Rochester's Black deaf community speaks up about barriers to health care
The pandemic has shed light on disparities within the Black community. In addition to systematic racism, lack of access to health information and health literacy, there are additional barriers that affect Black deaf people who are a minority in an already marginalized group.
When LeeAnne Valentine walks into a medical facility, she is hyper-aware of these barriers. Valentine is a deaf Black woman and communicates using American Sign Language.
She said she ran into a problem with an interpreter last year when she sought treatment for a gallbladder issue. She said she could not eat or sleep, and wanted an MRI. At the doctor’s office, Valentine said her interpreter wasn’t helpful.
“Her tone of voice was not very inflected,” Valentine said, who described the interpreter’s signing as “very neutral” and “monotone.”
That barrier in communication can affect a deaf person's experience at the doctor and overall trust in the medical community. For Black deaf people, the mistrust is sometimes more amplified.
Some Black deaf people communicate using Black American Sign Language (BASL), a dialect of American Sign Language.
Valentine said once she received a Black interpreter, she was able to convince her doctor to give her an MRI.
“She actually interpreted what I said, with the intent and the tone, plus my emotions, '' said Valentine. “She conveyed that to the doctor and the doctor is, like, ‘oh, okay, okay, fine.’ And he finally took some action, and I found out I needed emergency surgery.”
In a health care setting, it can make all the difference to have a Black interpreter, but only 13% of the more than 10,000 sign-language interpreters in the U.S. identify as people of color, according to a national registry.

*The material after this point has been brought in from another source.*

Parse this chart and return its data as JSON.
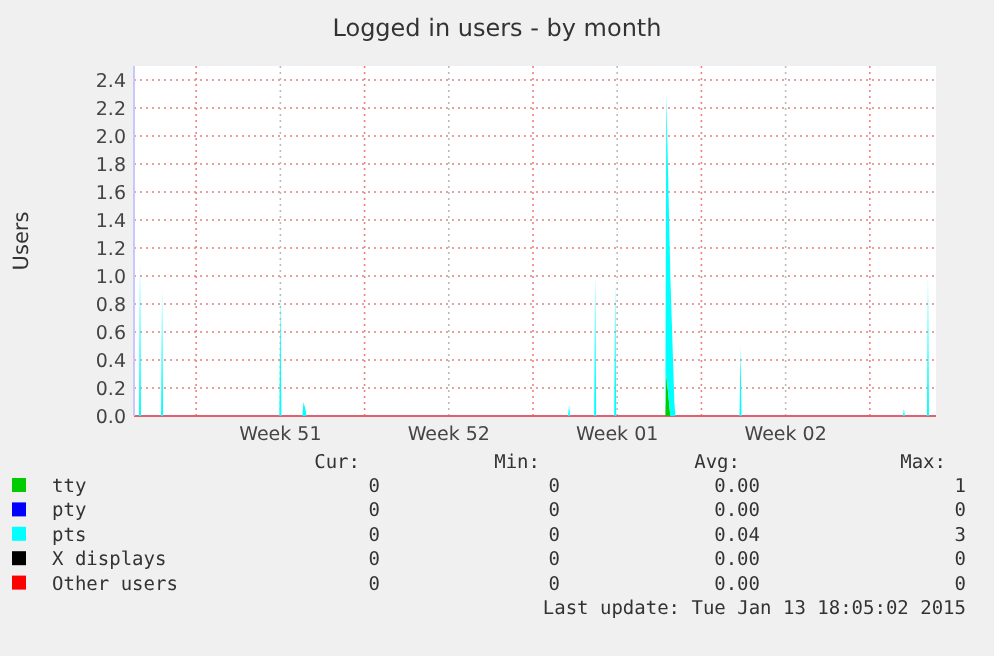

Kristi Love is trying to change that. Love is an interpreter and also the coordinator and one of the founders of the Randleman Program at Rochester Institute of Technology, which provides training and mentorship for interpreters of color. Love said many young Black people are unaware of ASL interpreting as a career, and the few that enter interpreting programs often drop out due to feeling isolated.
“At times that’s important to be able to relate to somebody culturally,” said Love.

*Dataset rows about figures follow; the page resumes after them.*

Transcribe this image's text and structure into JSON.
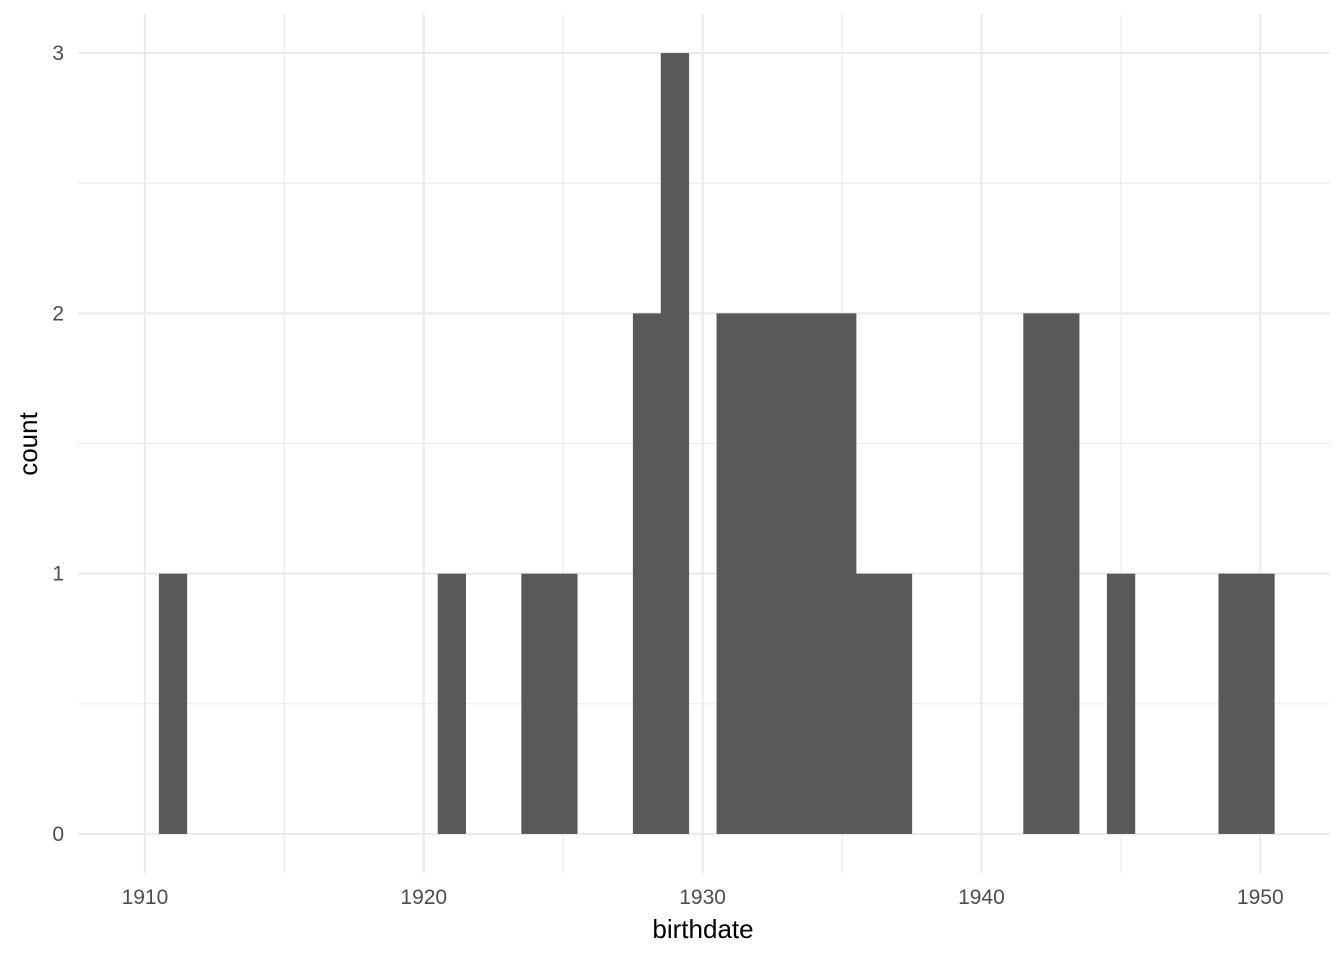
{
  "chart_data": {
    "type": "bar",
    "subtype": "histogram",
    "title": "",
    "xlabel": "birthdate",
    "ylabel": "count",
    "bin_width": 1,
    "xlim": [
      1907.6,
      1952.5
    ],
    "ylim": [
      -0.15,
      3.15
    ],
    "x_ticks": [
      1910,
      1920,
      1930,
      1940,
      1950
    ],
    "x_tick_labels": [
      "1910",
      "1920",
      "1930",
      "1940",
      "1950"
    ],
    "y_ticks": [
      0,
      1,
      2,
      3
    ],
    "y_tick_labels": [
      "0",
      "1",
      "2",
      "3"
    ],
    "grid": true,
    "legend": "none",
    "bar_color": "#595959",
    "bins": [
      {
        "x": 1911,
        "count": 1
      },
      {
        "x": 1921,
        "count": 1
      },
      {
        "x": 1924,
        "count": 1
      },
      {
        "x": 1925,
        "count": 1
      },
      {
        "x": 1928,
        "count": 2
      },
      {
        "x": 1929,
        "count": 3
      },
      {
        "x": 1931,
        "count": 2
      },
      {
        "x": 1932,
        "count": 2
      },
      {
        "x": 1933,
        "count": 2
      },
      {
        "x": 1934,
        "count": 2
      },
      {
        "x": 1935,
        "count": 2
      },
      {
        "x": 1936,
        "count": 1
      },
      {
        "x": 1937,
        "count": 1
      },
      {
        "x": 1942,
        "count": 2
      },
      {
        "x": 1943,
        "count": 2
      },
      {
        "x": 1945,
        "count": 1
      },
      {
        "x": 1949,
        "count": 1
      },
      {
        "x": 1950,
        "count": 1
      }
    ]
  }
}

She said it is the responsibility of the medical community to be informed on the cultural needs of deaf patients. Patients visiting their doctors offices may not have the same level of access to interpreters or special ASL video discharge instructions that are provided by large institutions like Strong Hospital.
Emergency room physician Dr. Jason Rotoli ensures he approaches his patients with cultual awareness and humility. In his role as a deaf advocate, Rotoli teaches other hearing physicians on better ways to connect with deaf patients. He said accessibility and representation are the most important in serving deaf communities, and even with an interpreter, hearing physicians should consider there is lack of access to health literacy that will affect the way important information is shared.
“The deaf person oftentimes may feel a little bit fearful of providing all the information that's necessary, or maybe they don't even know which information is necessary,” said Rotoli.
One of the challenges of interpreting in a medical setting is that ASL is not a direct translation of English.
Valentine agrees and said terms like heartburn and stroke are foreign to some deaf people because they aren’t often used in conversation.
“All these medical conditions, you know, that people don't understand they don't have access to. So it's hard for them to explain what's going on,” said Valentine.
These barriers can also affect outreach to the local Black deaf community, something that has been especially problematic during the COVID-19 pandemic.
A study by RIT National Institute for the Deaf in 2020 found there is a need for improved guidance on managing COVID-19 and navigating health care for deaf communities. The study showed deaf people who suspected they have COVID-19 symptoms, frequent emergency rooms to seek treatment, despite guidelines for people to stay home and call their doctor.
Another study by NTID on health literacy found that 78% of deaf students of color felt that they received inadequate health literacy.
JT Reid, a board member of the nonprofit Partners in Deaf Health, who is also Black and deaf, said he didn't see a large turnout of Black deaf people during vaccine clinics.
“I honestly maybe seen two or three Black deaf people there, “ said Reid. “So I'm like, where are the rest of my community? It seems like they just did not get the information, and that's very unfortunate.”
Reid believes lack of access to health care information contributes to health disparities in the Black deaf community.
Many doctors speculate that Black deaf people experience greater health disparities, however the general deaf population is often excluded from medical research causing the specifics disparities to be left unknown.
Valentine said outreach in the Black deaf community will take extra effort. She blames years of discrimination for fear and mistrust of the health care system. She says Rochester’s Black deaf community is small, but accessible and she encourages hearing people in and outside medical facilities to spend some time with them.
“Just because we're Black and deaf, please don't ignore us. You know, we want to thrive. We want to stand on our own,” said Valentine.
This story is reported from WXXI’s Inclusion Desk.